Posted Mar 27, 2008 12:10 UTC (Thu) by tialaramex (subscriber, #21167) [Link]
I did read the article, and I agree that C++ doesn't inherently make his state transition stuff harder to understand. But it also doesn't help. That's all. I guess there are languages which would, but I don't know if they're also suitable for the low-down bit mangling the linker does elsewhere.
finite state machines
Posted Mar 29, 2008 1:33 UTC (Sat) by man_ls (guest, #15091) [Link]
Not that I know of.
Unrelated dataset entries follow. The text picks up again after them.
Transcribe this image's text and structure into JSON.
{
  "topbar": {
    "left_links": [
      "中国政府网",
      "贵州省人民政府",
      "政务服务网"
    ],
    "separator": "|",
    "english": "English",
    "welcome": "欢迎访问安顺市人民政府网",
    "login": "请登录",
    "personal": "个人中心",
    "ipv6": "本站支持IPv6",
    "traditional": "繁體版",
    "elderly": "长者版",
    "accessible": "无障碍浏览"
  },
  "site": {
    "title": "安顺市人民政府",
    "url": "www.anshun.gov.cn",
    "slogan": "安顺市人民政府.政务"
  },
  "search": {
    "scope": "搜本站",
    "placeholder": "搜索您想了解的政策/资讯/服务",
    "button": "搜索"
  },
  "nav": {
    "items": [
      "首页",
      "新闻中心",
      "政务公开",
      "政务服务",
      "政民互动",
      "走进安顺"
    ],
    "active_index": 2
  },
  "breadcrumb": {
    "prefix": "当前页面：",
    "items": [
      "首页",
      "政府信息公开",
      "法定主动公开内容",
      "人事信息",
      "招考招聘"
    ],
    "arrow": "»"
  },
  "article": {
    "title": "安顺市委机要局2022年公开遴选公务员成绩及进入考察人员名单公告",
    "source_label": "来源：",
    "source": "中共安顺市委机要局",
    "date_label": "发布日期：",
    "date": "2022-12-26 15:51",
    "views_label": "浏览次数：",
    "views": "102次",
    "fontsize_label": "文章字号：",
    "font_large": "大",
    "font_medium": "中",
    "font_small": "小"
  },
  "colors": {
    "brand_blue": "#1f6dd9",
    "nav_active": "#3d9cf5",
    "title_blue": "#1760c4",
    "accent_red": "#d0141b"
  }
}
Finite state machines are actually hard to code and read in any language, so your argument (C++ somehow made gold more difficult) sounds like a red herring to me.Oddly enough, it seems this is an area where graphical programming should help: state diagrams (or flowcharts) can really help you understand a state machine. But apart from some of the new BPM tooling, which covers a similar but different problem space, that idea hasn't flown either.
finite state machines
Posted Mar 29, 2008 7:30 UTC (Sat) by salimma (subscriber, #34460) [Link]
FSMs are trivial in languages with tail-call optimization (Lisp et. al., ML, Haskell .. even Lua!). It is true, though, that most of these languages are not geared towards low-level bit manipulation. C--, perhaps. It's a C-like language used by the Haskell team as their intermediate language, a sort of souped-up assembler.
finite state machines
Posted Mar 29, 2008 12:39 UTC (Sat) by man_ls (guest, #15091) [Link]
Oops, you are right: FSMs are indeed easier to implement in those languages. My big mouth again.They are still pretty hard to follow and understand. Which is of course the concern of the author of gold. But maybe even this can be alleviated with functional programming; on the 7th Antual ICFP Programming Contest functional languages were shown to be an order of magnitude better at writing input for FSMs than imperative languages. I'm not so sure any longer.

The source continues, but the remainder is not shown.